La  littérature académique s’est intéressée à la question de la nature de l’innovation depuis longtemps. Elle a commencé par distinguer entre innovation incrémentale et innovation radicale. L’innovation incrémentale est de l’ordre de l’amélioration des produits et services existants -to do what we do better- quand l’innovation radicale consiste à faire autrement -to do something differently (Dewar & Dutton, 1986 ; Tidd & Bessant, 2013). D’autres chercheurs ont proposé de se placer du point du vue du marché pour distinguer souligner l’existence d’innovation disruptive s’opposant à des modèles d’innovation durables, par exemple entre sustaining and disruptive technologies (Christensen, 1997).

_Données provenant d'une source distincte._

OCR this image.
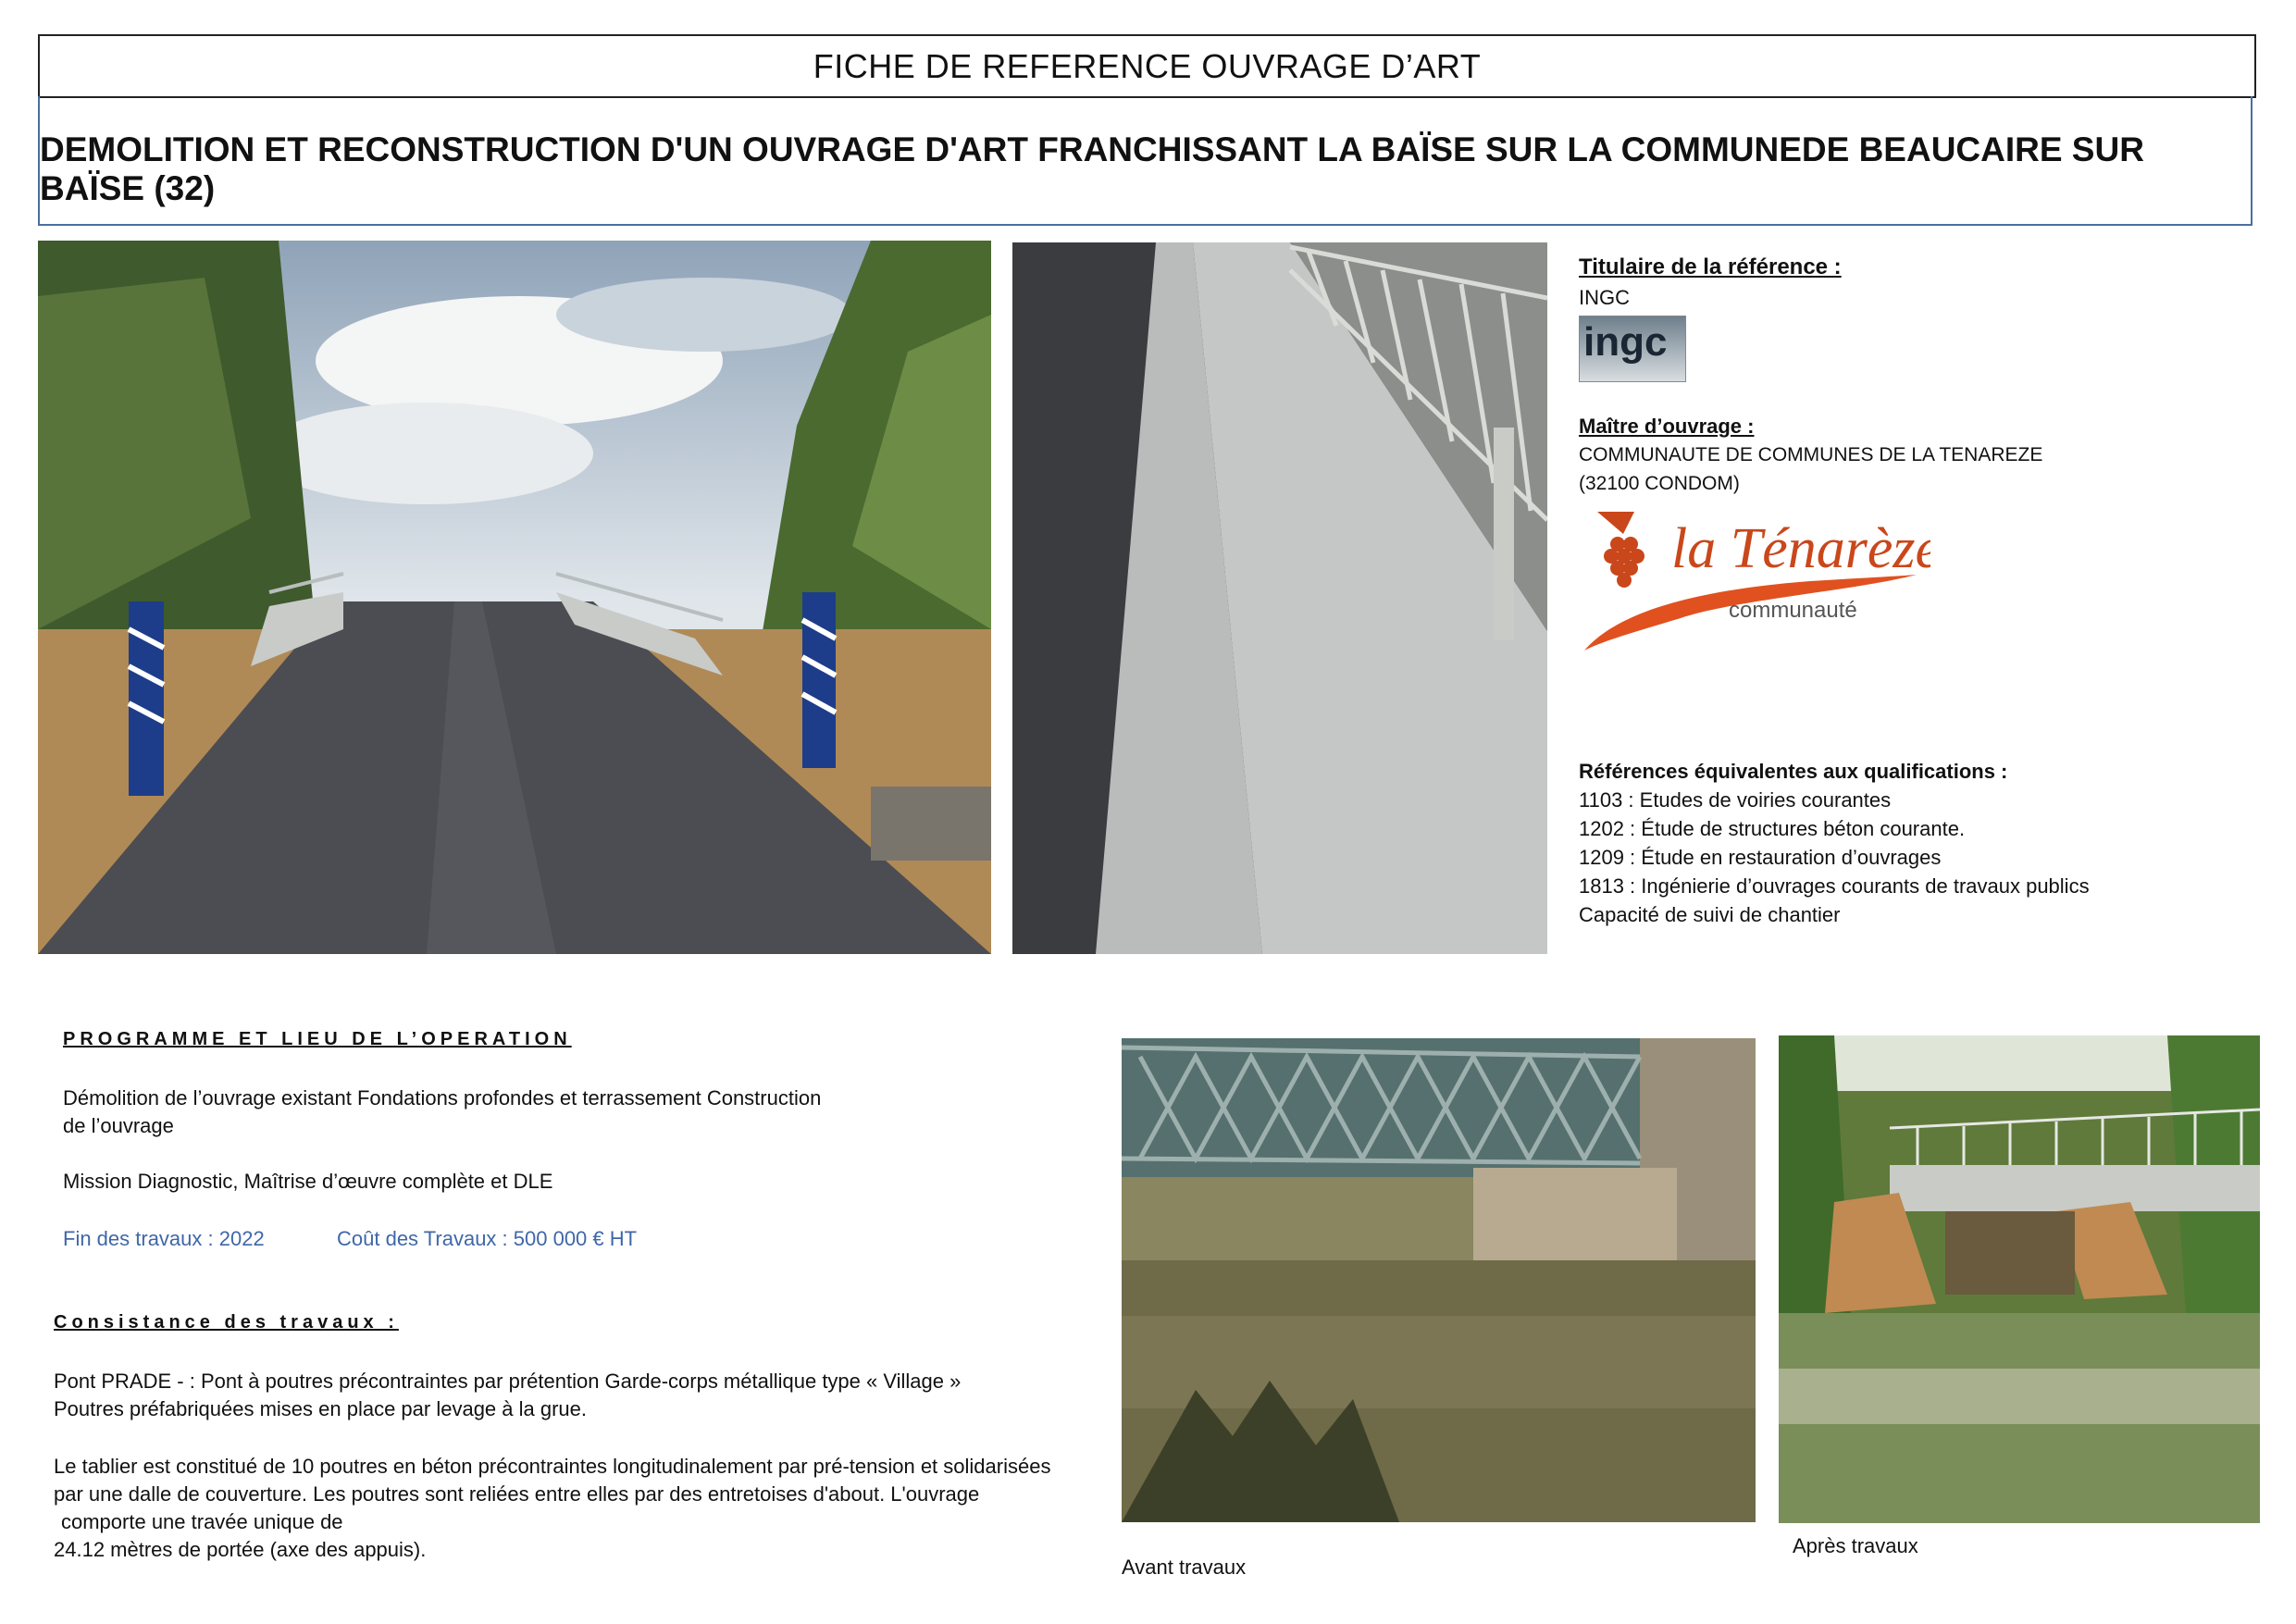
FICHE DE REFERENCE OUVRAGE D’ART
DEMOLITION ET RECONSTRUCTION D'UN OUVRAGE D'ART FRANCHISSANT LA BAÏSE SUR LA COMMUNEDE BEAUCAIRE SUR BAÏSE (32)
Titulaire de la référence :
INGC
ingc
Maître d’ouvrage :
COMMUNAUTE DE COMMUNES DE LA TENAREZE
(32100 CONDOM)
la Ténarèze
communauté
Références équivalentes aux qualifications :
1103 : Etudes de voiries courantes
1202 : Étude de structures béton courante.
1209 : Étude en restauration d’ouvrages
1813 : Ingénierie d’ouvrages courants de travaux publics
Capacité de suivi de chantier
PROGRAMME ET LIEU DE L’OPERATION
Démolition de l’ouvrage existant Fondations profondes et terrassement Construction
de l’ouvrage
Mission Diagnostic, Maîtrise d’œuvre complète et DLE
Fin des travaux : 2022	Coût des Travaux : 500 000 € HT
Consistance des travaux :
Pont PRADE - : Pont à poutres précontraintes par prétention Garde-corps métallique type « Village »
Poutres préfabriquées mises en place par levage à la grue.
Le tablier est constitué de 10 poutres en béton précontraintes longitudinalement par pré-tension et solidarisées
par une dalle de couverture. Les poutres sont reliées entre elles par des entretoises d'about. L'ouvrage
comporte une travée unique de
24.12 mètres de portée (axe des appuis).
Avant travaux
Après travaux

Les sustaining technologies améliorent la performance des produits de manière incrémentale ou radicale, alors que les disruptive technologies changent le marché en changeant la valeur pour le client en offrant cheaper, simpler, smaller, and, frequently, more convenient to use alternatives mêlant disruptive technological and business model innovations
(Christensen, ibid.). Toutefois, ces typologies sont, à notre sens, trop axées sur les résultats de l’innovation et le constat d’une inéluctable progression vers toujours plus d’innovation avec souvent mention de facteurs accélérateurs. Certes, l’influence de la digitalisation de la société portée par les
effets de la loi de Moore sur le doublement de la puissance de « puces » tous les dix-huit mois peut donner l’impression que l’accélération des processus de développement de nouveaux produits et de capacités d’apprentissage est linéaire. Les acteurs du monde des semi-conducteurs définissent l’innovation incrémentale comme « more Moore », l’innovation radicale comme « more than Moore » et l’innovation disruptive comme « beyond Moore ». Au-delà des formules, nous voyons bien qu’il s’agit d’approche différentes entre accumulation progressive, recherches d’alternatives à des questions connues et ouverture à de nouveaux horizons inconnus. Sur ce dernier point, l’innovation disruptive repose sur une logique d’intensité et d’inattendu qui peut instaurer un processus d’intensification auto-renforçant (Hatchuel, 20179).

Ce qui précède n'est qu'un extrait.